When i was a little girl- actually even when i was a teenager, if there was even a little bit of kissing happening on TV, my grandmother would switch it off and suggest a jigsaw puzzle....
In your situation she probably would not have known what the words meant anyway!

Leah said...

Savannah: My grandpa actually had a good sense of humor, my grandma none...but neither was amused in this case...they let us finish the song, then asked us if we knew what those words meant, and we said, "not really" and they said "those are some very naughty words that little girls shouldn't know"...and then said nothing else until my folks got back, then they took them aside...I could see my parents trying not to laugh...but we did get a mild lecture later. But, as the years have passed, I've become more and more and more embarrassed!!!! In retrospect, you understand.

Leah said...

Sarah--you know, we didn't really know what they meant, but we realized they were "naughty." Just not how naughty.

My grandparents were red, then white, then grey.

Leah said...

Hoodchick: my grandparents didn't laugh, but my parents certainly did.

Donn: if taken in its original context, that song was certainly intended to shock and nothing else. Part of its inimitable charm...

Jimmy: certainly only "sometimes"! After all, there's a time and a place for nearly everything, right?

Megan: listening politely (but not clapping) and then having a serious talk with the 'rents is pretty much what happened. But it is funny, no?

Cinnamon: I'm not one hundred percent convinced that my grandma knew every one of those things either, certainly not "kama sutra" and "holy orgy." But you know, we'll never know whether they were all much more sophisticated than we imagined...

Karen: see above for the next part of the was actually a bit sis and I went to a "progressive" school, and my grandparents probably had to make their peace with a great deal of what we came home parents, who got their parenting skills in the School of 1970s Liberal Brooklyn, thought it was funny. I think I'd laugh if Hedgie came home singing that, but I'd probably be much less amused if I thought she knew what most of that meant!! Yoicks!!!!

MJ said...

You could have performed "Hashish" as an encore...

APC, Alcohol
Cigarettes, shoe polish, cough syrup, peyote
Equinol, dexamil, camposine, Chemadrine,
Thorazine, trilophon, dexadrine, benzedrine, methedrine
S-E-X and Y-O-U, Wow!

just bob said...

Hi Leah.

Leah said...

MJ: Sarge and I like to duet on that one every chance we get.

Hi Bob.

Suzanne said...

Honey...and won, it won, it won!!!

Man on Wire!!! Hip, hip hurray!
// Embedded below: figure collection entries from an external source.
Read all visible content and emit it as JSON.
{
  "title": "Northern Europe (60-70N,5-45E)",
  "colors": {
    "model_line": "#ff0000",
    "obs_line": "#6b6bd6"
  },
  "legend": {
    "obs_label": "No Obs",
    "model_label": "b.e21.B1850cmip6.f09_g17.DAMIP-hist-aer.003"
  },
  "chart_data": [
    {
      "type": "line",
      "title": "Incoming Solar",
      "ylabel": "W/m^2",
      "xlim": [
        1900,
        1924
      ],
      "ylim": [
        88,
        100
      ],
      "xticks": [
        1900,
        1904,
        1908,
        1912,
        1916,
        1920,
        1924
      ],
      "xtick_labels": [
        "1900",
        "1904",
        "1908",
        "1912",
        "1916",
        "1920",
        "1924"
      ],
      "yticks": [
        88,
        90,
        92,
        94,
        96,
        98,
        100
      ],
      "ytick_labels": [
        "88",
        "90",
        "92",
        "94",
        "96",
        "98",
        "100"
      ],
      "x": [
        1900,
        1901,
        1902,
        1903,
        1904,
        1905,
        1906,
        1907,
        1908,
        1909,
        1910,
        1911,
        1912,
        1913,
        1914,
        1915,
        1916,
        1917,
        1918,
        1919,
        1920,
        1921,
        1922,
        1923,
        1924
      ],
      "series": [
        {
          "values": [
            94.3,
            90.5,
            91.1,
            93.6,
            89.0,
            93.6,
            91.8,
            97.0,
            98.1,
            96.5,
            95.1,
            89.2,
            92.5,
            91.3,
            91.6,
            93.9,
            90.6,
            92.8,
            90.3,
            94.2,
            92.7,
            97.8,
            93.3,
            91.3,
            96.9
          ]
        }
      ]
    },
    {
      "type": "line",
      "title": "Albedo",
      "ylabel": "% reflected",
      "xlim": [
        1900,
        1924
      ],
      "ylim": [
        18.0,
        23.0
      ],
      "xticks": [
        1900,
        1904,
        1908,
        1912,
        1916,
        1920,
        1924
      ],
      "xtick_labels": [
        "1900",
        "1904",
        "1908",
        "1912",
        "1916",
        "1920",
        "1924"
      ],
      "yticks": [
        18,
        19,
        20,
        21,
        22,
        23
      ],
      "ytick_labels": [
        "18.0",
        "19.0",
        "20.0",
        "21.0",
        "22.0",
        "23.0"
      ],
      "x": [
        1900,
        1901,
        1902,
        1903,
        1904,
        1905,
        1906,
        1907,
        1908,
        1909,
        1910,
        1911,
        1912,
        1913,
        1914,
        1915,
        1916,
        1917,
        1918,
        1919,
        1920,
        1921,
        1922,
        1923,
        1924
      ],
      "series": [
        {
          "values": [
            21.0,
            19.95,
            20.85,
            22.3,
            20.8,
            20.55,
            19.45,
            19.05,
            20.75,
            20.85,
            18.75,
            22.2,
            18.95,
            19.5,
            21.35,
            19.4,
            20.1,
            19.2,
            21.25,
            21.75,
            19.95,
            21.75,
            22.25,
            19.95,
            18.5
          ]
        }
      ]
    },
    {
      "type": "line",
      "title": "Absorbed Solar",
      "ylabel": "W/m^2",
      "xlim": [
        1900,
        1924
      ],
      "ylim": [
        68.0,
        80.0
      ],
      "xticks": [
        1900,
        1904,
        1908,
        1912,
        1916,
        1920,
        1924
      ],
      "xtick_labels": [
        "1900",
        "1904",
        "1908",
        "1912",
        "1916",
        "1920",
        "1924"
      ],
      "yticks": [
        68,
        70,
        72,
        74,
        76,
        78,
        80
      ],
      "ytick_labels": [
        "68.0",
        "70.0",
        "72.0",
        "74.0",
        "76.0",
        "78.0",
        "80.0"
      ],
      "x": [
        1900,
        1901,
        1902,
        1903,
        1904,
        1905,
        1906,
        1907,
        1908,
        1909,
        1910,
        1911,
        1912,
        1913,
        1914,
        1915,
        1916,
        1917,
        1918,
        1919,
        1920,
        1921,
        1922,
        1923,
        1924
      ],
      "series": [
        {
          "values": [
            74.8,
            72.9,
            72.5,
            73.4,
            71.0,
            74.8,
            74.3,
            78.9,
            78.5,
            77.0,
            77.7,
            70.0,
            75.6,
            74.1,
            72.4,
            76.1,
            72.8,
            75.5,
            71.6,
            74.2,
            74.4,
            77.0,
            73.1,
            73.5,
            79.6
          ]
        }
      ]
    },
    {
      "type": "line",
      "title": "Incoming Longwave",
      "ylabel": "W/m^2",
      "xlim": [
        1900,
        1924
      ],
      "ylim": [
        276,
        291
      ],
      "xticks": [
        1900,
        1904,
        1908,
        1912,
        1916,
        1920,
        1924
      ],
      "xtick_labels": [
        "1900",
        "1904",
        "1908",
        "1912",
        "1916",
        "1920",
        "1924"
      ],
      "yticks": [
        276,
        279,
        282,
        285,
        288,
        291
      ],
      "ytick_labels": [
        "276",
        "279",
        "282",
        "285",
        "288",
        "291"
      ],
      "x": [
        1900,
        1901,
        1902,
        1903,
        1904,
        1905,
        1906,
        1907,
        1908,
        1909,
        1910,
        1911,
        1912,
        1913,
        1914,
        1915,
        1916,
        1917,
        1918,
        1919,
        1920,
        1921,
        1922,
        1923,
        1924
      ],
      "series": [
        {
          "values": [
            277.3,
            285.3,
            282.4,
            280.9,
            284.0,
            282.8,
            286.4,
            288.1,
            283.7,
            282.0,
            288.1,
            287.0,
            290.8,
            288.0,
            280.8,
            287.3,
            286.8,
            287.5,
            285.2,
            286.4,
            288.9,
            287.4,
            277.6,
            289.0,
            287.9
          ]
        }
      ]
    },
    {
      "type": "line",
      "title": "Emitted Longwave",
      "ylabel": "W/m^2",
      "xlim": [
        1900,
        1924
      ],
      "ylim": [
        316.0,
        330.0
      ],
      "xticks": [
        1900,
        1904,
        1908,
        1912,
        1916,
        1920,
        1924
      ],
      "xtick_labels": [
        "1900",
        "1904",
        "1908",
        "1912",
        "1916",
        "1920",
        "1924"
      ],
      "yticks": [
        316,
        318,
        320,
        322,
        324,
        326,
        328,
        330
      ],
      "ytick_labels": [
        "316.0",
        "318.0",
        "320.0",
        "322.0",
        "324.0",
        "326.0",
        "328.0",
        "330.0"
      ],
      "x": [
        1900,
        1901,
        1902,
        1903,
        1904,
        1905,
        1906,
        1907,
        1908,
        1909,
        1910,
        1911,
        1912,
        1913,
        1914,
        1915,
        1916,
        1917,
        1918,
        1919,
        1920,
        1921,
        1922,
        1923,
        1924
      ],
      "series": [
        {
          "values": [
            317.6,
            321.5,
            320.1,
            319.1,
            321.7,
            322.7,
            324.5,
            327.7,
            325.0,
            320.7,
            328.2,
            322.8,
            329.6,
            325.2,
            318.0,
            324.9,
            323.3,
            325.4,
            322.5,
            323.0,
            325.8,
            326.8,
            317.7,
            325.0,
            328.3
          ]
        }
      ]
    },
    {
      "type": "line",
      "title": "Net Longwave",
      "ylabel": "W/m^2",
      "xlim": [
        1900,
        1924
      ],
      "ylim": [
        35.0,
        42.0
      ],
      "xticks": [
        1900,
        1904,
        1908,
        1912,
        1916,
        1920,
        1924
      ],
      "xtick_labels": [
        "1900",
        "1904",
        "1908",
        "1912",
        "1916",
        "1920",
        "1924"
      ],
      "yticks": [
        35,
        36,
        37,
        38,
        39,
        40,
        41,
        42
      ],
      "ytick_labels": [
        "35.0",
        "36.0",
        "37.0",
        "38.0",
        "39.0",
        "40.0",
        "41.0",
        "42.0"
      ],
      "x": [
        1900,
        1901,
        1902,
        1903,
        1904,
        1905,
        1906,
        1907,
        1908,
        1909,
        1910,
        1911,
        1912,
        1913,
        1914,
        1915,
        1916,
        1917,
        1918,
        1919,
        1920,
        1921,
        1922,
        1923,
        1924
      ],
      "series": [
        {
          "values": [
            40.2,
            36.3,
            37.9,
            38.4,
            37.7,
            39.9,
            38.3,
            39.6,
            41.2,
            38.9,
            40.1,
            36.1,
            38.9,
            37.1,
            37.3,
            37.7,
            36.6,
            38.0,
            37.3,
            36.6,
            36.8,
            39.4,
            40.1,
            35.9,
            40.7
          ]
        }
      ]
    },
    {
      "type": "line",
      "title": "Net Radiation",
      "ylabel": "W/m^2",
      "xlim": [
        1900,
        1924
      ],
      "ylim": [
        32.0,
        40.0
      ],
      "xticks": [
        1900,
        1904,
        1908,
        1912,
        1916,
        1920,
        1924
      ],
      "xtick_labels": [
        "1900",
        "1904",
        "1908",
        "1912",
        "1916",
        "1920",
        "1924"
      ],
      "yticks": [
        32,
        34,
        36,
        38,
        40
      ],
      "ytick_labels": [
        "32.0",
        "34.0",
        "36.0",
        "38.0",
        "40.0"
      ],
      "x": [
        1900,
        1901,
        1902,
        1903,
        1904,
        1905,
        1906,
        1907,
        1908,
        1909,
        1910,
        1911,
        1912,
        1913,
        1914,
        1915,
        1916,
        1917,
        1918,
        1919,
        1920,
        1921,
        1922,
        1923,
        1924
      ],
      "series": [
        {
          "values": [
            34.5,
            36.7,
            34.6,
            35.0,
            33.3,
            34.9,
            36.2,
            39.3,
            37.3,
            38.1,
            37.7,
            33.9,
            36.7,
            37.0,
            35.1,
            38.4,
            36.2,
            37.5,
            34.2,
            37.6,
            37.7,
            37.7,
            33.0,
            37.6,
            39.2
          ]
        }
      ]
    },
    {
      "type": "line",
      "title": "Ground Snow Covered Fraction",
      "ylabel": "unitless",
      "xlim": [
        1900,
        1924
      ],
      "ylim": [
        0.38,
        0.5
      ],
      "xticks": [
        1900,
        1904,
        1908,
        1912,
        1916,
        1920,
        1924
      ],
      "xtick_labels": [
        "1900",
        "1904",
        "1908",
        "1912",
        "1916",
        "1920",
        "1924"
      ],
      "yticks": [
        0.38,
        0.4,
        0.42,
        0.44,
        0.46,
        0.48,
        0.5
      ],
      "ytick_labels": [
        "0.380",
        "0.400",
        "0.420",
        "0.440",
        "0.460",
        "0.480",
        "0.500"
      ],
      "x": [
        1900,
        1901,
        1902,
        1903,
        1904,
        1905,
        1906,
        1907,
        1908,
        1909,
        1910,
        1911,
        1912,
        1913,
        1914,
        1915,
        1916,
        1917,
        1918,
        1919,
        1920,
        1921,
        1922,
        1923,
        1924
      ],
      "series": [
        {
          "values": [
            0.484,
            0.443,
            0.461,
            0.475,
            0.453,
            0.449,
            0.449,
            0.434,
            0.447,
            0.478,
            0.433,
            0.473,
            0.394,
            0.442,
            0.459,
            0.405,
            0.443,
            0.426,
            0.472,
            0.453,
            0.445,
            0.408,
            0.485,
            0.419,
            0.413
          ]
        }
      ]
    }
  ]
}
And if I move back home and you drive up 28 after getting off the thruway on the way to the Adirondacks, you'll meet him. You'll love him. Trust me.

Hi baby. Sometimes life is just really good.


Skeeter said...

Hi Leah,

Wow, that must have been quite an eye opener for the gramps. Can only imagine the look the on their faces.

Best wishes,


Ponita in Real Life said...

I saw Hair when I was 13... no adults, just a bunch of teenagers. I don't think my parents ever knew any of the songs!

I certainly didn't know what any of those words meant back then either! I was just amazed at all the naked people on stage!! ;-)

Joyful Jo said...

I was 22 yrs old when this was on. I still have the record album. I played it non stop those days. I was too naive to know what all those words meant but just liked the songs tunes. Now i think how innocent i was.